Decisivo nesta mudança da política do PCI foram as conseqüências do XX Congresso do Partido Comunista de la Unión Soviética (PCUS) (entre 14 e 26 de fevereiro de 1956) que lançou luz sobre o regime repressivo durante a época stalinista e convulsionou à órbita comunista. Na Europa Ocidental, o PCI foi pioneiro na reorganização das forças. Eclipsado durante os anos mais duros da guerra fria, as temáticas da revolução no ocidente e a via italiana ao socialismo, adquiriram uma dimensão inusitada. Através do tratamento destes tópicos, o PCI não só ganhava quotas de autonomia em relação ao centro moscovita, mas também, e fundamentalmente, assumia uma nova responsabilidade em relação ao papel do comunismo na Europa Ocidental. O Partido dirigiu a vontade renovadora e abertura que derivava do XX Congresso em resposta de um reposicionamento na geopolítica comunista. O caminho entre uma pretensão renovadora e a preservação da identidade comunista conduziu a repetidas tensões com o PCUS durante os anos 1950/60.5

Um ponto de desvio entre as duas formações acontecerá em agosto de 1968 com outro evento que convulsionará o arco comunista internacional: a resposta através dos tanques do Pacto de Varsóvia por parte do PCUS aos ares renovadores provenientes de Praga. O PCI havia manifestado afinidade com o processo da Checoslováquia, comandado por Alexander Dubcek e sua construção de um socialismo com rosto humano. Ao contrário de outros partidos comunistas, desde o início o PCI condenou abertamente a invasão. Embora a direção tenha descartado a ruptura, a animosidade, crítica e tensão com o PCUS atingiu um ponto sem precidentes.
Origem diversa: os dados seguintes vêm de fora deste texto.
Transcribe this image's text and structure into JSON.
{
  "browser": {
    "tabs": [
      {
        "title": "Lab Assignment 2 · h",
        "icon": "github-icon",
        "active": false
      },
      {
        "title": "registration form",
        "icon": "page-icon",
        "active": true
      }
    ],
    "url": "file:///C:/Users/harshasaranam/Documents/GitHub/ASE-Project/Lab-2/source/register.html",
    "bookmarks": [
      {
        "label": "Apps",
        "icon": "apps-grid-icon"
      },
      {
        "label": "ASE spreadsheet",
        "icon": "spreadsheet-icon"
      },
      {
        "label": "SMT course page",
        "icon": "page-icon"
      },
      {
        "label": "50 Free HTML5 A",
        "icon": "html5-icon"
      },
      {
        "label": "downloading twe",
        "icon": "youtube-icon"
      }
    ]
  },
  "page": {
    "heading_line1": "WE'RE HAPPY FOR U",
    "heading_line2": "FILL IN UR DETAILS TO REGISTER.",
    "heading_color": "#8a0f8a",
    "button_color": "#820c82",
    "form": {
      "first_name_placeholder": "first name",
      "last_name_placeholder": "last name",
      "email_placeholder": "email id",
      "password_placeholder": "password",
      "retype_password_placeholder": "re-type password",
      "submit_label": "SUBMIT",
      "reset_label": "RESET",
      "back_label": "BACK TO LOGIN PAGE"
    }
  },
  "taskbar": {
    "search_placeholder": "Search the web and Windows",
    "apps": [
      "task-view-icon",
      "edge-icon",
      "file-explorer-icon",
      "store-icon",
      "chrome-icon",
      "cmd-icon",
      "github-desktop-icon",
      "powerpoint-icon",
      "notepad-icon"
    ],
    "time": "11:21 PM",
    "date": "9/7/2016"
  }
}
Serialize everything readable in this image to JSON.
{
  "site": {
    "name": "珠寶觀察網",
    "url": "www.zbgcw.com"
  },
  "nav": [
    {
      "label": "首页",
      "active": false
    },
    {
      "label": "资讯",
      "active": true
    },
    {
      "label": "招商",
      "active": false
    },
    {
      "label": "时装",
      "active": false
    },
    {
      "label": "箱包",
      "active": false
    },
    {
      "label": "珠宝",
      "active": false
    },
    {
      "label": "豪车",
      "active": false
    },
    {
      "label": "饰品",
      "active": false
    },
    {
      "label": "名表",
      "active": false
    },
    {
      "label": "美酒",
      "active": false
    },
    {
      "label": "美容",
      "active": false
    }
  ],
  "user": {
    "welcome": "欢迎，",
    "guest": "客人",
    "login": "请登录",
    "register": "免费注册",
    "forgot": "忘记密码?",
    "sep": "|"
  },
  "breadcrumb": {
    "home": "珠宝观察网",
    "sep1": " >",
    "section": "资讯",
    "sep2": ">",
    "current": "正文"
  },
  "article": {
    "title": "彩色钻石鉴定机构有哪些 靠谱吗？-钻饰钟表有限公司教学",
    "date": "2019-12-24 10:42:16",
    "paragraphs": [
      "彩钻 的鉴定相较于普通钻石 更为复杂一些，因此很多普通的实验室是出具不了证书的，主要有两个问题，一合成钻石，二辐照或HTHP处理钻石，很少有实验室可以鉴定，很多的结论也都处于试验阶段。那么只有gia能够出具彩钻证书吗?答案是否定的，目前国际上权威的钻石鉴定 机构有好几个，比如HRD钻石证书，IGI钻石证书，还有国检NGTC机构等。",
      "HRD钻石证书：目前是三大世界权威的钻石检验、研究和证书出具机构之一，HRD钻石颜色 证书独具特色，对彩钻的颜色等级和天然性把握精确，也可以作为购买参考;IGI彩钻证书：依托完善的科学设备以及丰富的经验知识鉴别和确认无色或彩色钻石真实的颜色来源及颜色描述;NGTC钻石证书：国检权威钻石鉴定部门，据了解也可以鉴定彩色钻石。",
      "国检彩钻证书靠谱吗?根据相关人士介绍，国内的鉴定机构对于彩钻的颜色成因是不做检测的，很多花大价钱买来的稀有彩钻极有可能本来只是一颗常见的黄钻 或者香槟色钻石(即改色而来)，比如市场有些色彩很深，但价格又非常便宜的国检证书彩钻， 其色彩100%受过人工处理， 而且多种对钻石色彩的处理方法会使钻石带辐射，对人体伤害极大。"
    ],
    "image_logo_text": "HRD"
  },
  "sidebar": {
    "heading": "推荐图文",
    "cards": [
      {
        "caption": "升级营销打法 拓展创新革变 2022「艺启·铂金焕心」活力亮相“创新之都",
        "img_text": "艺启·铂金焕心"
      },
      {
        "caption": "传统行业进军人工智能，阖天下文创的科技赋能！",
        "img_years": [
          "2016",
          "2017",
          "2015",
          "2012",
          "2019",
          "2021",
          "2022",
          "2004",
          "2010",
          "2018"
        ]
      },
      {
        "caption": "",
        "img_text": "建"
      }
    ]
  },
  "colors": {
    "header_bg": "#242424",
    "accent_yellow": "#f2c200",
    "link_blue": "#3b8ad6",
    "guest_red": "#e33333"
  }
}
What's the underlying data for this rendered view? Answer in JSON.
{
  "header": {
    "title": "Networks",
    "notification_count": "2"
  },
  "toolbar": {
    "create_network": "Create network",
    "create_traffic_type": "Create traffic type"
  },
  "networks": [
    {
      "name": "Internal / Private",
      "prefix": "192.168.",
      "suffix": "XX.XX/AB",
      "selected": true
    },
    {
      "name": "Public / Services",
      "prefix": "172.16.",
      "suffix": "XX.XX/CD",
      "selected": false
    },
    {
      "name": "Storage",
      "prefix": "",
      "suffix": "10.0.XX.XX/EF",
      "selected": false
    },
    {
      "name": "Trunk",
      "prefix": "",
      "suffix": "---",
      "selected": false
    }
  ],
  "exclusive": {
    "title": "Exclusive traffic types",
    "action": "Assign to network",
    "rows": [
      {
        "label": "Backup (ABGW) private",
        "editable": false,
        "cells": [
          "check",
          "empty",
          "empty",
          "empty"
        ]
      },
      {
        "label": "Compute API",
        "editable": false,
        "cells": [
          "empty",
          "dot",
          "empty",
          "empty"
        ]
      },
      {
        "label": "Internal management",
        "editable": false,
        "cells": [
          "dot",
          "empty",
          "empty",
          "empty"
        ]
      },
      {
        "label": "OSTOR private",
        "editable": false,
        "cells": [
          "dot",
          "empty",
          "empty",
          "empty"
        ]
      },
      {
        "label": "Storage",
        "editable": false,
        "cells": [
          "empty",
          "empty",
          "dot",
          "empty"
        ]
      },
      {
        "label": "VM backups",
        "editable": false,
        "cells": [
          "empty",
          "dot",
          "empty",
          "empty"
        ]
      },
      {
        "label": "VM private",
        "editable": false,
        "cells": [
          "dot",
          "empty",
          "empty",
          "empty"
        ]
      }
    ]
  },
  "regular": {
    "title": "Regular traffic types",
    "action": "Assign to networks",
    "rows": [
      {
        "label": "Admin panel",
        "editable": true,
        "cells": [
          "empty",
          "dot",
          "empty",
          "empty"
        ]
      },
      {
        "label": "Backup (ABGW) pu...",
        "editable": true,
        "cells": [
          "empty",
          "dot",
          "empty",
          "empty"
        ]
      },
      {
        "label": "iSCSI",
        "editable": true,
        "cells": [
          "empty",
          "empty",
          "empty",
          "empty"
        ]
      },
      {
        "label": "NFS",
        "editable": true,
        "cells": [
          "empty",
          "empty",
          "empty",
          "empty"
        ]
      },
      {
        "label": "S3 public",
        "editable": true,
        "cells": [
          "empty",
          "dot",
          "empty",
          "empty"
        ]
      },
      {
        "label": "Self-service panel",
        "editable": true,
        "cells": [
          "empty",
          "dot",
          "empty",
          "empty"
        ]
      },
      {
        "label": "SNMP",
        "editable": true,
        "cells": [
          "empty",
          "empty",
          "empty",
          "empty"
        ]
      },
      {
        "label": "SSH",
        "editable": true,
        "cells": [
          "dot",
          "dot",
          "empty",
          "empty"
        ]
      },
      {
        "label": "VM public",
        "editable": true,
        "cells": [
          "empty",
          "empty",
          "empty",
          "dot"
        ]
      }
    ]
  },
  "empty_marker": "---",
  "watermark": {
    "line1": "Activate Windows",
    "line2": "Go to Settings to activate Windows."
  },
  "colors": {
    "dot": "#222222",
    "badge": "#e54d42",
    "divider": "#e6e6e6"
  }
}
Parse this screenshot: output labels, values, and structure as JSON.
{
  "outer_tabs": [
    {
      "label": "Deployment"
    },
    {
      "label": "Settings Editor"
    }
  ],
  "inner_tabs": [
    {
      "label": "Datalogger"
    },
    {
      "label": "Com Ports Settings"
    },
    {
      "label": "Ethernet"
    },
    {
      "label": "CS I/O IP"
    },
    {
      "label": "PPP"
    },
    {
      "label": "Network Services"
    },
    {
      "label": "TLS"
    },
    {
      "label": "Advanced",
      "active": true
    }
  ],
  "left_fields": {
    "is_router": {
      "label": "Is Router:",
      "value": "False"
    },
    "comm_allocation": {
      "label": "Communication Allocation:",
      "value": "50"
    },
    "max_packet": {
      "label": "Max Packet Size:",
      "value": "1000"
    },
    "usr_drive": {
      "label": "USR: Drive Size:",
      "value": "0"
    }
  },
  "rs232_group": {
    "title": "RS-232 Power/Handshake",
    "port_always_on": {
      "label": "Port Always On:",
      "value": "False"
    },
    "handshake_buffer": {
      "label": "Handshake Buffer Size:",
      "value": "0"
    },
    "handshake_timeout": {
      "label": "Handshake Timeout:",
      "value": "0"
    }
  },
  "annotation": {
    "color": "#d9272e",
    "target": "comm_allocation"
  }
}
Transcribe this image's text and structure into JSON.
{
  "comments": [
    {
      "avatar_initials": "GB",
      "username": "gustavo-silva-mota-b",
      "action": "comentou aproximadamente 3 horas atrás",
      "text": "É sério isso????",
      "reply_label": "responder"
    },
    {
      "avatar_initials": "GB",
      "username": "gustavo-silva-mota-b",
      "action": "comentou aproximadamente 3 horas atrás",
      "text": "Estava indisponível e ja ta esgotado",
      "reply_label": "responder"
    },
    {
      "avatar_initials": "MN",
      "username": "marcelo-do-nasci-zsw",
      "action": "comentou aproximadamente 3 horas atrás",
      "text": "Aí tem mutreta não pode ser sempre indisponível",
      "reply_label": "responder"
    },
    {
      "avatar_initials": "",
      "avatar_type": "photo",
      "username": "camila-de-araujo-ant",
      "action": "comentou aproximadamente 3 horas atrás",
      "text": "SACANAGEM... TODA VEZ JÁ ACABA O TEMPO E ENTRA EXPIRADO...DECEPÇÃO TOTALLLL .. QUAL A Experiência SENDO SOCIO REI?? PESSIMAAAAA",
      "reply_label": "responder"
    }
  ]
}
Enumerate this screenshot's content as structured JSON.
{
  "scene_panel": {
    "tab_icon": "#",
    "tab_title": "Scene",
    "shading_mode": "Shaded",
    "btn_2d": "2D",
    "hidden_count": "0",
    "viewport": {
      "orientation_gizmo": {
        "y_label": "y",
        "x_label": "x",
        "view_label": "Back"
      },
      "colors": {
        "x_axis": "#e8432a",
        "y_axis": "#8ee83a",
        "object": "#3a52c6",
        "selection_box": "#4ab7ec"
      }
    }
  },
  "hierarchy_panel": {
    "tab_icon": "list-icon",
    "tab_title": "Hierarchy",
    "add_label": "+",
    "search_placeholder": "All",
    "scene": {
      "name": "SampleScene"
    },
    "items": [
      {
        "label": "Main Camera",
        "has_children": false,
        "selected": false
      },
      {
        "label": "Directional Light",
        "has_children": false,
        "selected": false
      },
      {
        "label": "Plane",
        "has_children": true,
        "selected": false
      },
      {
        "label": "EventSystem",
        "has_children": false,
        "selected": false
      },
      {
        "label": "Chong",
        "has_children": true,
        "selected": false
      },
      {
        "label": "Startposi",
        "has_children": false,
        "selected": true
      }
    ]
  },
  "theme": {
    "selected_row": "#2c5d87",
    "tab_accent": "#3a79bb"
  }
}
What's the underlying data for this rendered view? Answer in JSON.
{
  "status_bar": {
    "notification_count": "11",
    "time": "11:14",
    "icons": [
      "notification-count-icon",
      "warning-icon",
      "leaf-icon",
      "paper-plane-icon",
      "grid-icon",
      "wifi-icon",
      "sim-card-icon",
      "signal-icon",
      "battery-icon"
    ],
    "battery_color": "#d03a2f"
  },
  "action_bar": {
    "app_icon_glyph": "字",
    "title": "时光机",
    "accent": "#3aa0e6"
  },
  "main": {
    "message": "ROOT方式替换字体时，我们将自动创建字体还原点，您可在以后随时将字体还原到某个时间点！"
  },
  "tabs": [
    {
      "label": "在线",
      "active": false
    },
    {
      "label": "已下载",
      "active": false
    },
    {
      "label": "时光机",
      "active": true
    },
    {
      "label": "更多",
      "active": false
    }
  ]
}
Dentro do partido, existiram posturas mais radicais: a ala esquerdista dinamizada por Pietro Ingrao, Luigi Pintor ou Rossana Rossanda chegou a questionar no XII Congresso do PCI (Bolonha, 8-15 fevereiro 1969) a vocação revolucionária e a própria natureza socialista da URSS. Um outro pólo da órbita comunista aparecia como ponto de referência para esta faixa díspar: a revolução cultural chinesa que emergia como uma experiência socialista desburocratizada (HÖBEL, 2008; BENCI, 2009).

A questão checa foi desencadeada pelo forte movimento estudantil a nível internacional e na própria Itália, que também abalou a cena política e o próprio PCI. Por volta de 1968, quer imediatamente antes quer depois, aconteceu uma significativa mobilização a nível internacional e europeu que implicou, entre tantos efeitos, uma aberta contestação ao reformismo comunista por parte de uma nova esquerda surgida no calor dos anos 1960. A forma de responder a este poderoso e heterogêneo movimento não foi homogênea no arco comunista europeu. No caso italiano, o Partido Comunista apresentou uma atitude mais aberta e dialoguista do que o seu homólogo francês. No entanto, a radicalização política e o surgimento de novas formações de esquerda impugnaram a perspectiva política do PCI. A velha polêmica entre reforma e revolução ganhou uma particular atualidade, percorrendo o PCI e as páginas de sua revista pedagógica.

Em janeiro de 1969, Rivista Riforma della Scuola prosseguiu a indagação do assunto que percorria as ruas europeias e também italianas: o papel da escola, seu papel reprodutivo e a luta pelo direito ao estudo (CORNACCHI, 2018). Depois de um breve editorial que mostrava os limites do espírito reformista do governo, a revista apresentou um artigo de Radice com o título "Scuola y Lotta di clase" (p. 3-5) que procurava inaugurar o debate sobre o caráter da escola na sociedade capitalista, a estratégia revolucionária e as tarefas do magistério. A revista chamava a um debate com diversas posições e figuras. Reuniu breves artigos até o número 10 (outubro 1969) onde se encerrou o debate através da transcrição de uma mesa redonda entre os diretores da revista: Lucio Lombardo Radice, Mario Manacorda e Francesco Zappa (p. 3-10).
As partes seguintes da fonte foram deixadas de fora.